The so-called American University of Malta failed miserably to reach its targets as promised at a joint press conference with Prime Minister Joseph Muscat a few years back. The latter, we were told, decided on the spur of the moment to give Żonqor to the Sadeen Group. Mr Sadeen seems to have charmed our Prime Minister - and got away with a large tract of land at Marsascala, and a prime location in the heart of Cottonera.  That was a luck encounter indeed. 

 

A mess 

Forward to today and it's a mess.  A shame, really, for private educational institutions should be encouraged.
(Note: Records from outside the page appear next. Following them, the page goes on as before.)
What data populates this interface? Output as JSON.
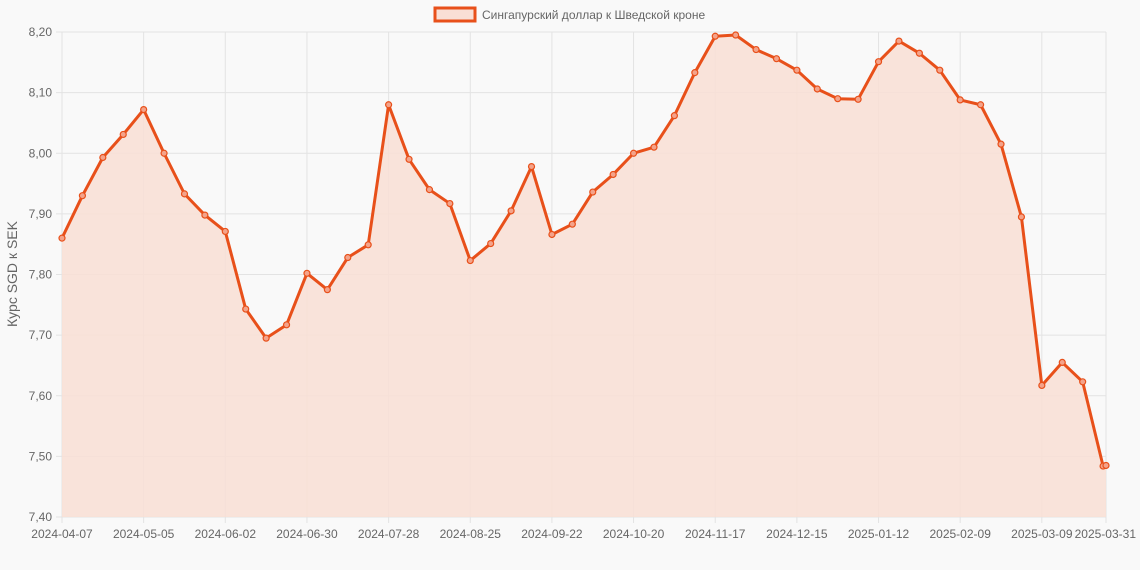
{
  "chart_data": {
    "type": "line",
    "title": "",
    "xlabel": "",
    "ylabel": "Курс SGD к SEK",
    "ylim": [
      7.4,
      8.2
    ],
    "y_ticks": [
      "7,40",
      "7,50",
      "7,60",
      "7,70",
      "7,80",
      "7,90",
      "8,00",
      "8,10",
      "8,20"
    ],
    "x_tick_labels": [
      "2024-04-07",
      "2024-05-05",
      "2024-06-02",
      "2024-06-30",
      "2024-07-28",
      "2024-08-25",
      "2024-09-22",
      "2024-10-20",
      "2024-11-17",
      "2024-12-15",
      "2025-01-12",
      "2025-02-09",
      "2025-03-09",
      "2025-03-31"
    ],
    "grid": true,
    "legend": "top-center",
    "colors": {
      "line": "#e8501a",
      "fill": "#f9dfd5"
    },
    "series": [
      {
        "name": "Сингапурский доллар к Шведской кроне",
        "x": [
          "2024-04-07",
          "2024-04-14",
          "2024-04-21",
          "2024-04-28",
          "2024-05-05",
          "2024-05-12",
          "2024-05-19",
          "2024-05-26",
          "2024-06-02",
          "2024-06-09",
          "2024-06-16",
          "2024-06-23",
          "2024-06-30",
          "2024-07-07",
          "2024-07-14",
          "2024-07-21",
          "2024-07-28",
          "2024-08-04",
          "2024-08-11",
          "2024-08-18",
          "2024-08-25",
          "2024-09-01",
          "2024-09-08",
          "2024-09-15",
          "2024-09-22",
          "2024-09-29",
          "2024-10-06",
          "2024-10-13",
          "2024-10-20",
          "2024-10-27",
          "2024-11-03",
          "2024-11-10",
          "2024-11-17",
          "2024-11-24",
          "2024-12-01",
          "2024-12-08",
          "2024-12-15",
          "2024-12-22",
          "2024-12-29",
          "2025-01-05",
          "2025-01-12",
          "2025-01-19",
          "2025-01-26",
          "2025-02-02",
          "2025-02-09",
          "2025-02-16",
          "2025-02-23",
          "2025-03-02",
          "2025-03-09",
          "2025-03-16",
          "2025-03-23",
          "2025-03-30",
          "2025-03-31"
        ],
        "values": [
          7.86,
          7.93,
          7.993,
          8.031,
          8.072,
          8.0,
          7.933,
          7.898,
          7.871,
          7.743,
          7.695,
          7.717,
          7.802,
          7.775,
          7.828,
          7.849,
          8.08,
          7.99,
          7.94,
          7.917,
          7.823,
          7.851,
          7.905,
          7.978,
          7.866,
          7.883,
          7.936,
          7.965,
          8.0,
          8.01,
          8.062,
          8.133,
          8.193,
          8.195,
          8.171,
          8.156,
          8.137,
          8.106,
          8.09,
          8.089,
          8.151,
          8.185,
          8.165,
          8.137,
          8.088,
          8.08,
          8.015,
          7.895,
          7.617,
          7.655,
          7.623,
          7.484,
          7.485
        ]
      }
    ]
  }
}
Foreign ones, nonetheless, but it is ridiculous to hand large tracts of unspoiled land to a business man with no track record to show for in this field.  Instead of granting them a licence and allowing them to build small - as start-ups usually do - our government was quick to bend over backwards to accommodate them. The reason for this foolishly rushed decision is anyone's  guess.

 

Busuttil, Delia 

Time has proved Simon Busuttil right.  He had campaigned, vociferously, against the granting of the land to Sadeen, and was accused of being 'negative' and of working 'against Malta's interests'. But he was right, and his successor, Adrian Delia took the right decision of continuing what Busuttil had started.  

 

No regrets 

I am tempted to say that from this mess, the government should learn a lesson: people's property should not be disposed of on the basis of 'I-have-a-good-hunch-this-is-a-trustworthy-investor'. But it's pointless, really. For the government doesn't look, or sound worried; the Prime Minister, probably, has no regrets in giving Żonqor away on a proverbial silver platter, and Sadeen will probably get to keep our land. 

 

Ours

And before I'm accused by the usual government apologists of 'being negative', let me spell it out clearly: if demanding what is rightfully ours is negative, then I shall wear the 'negative' medal proudly on my chest.  

Foreign investment is always welcome, but dubious investment... that shouldn't be touched with a barge pole, let alone given five-star treatment.  

 

Gone with the wind 

What was promised to be a university  in Malta's  southern region has gone with the wind, swept away, it seems, by the fierce wind which blows on the fertile land at Żonqor.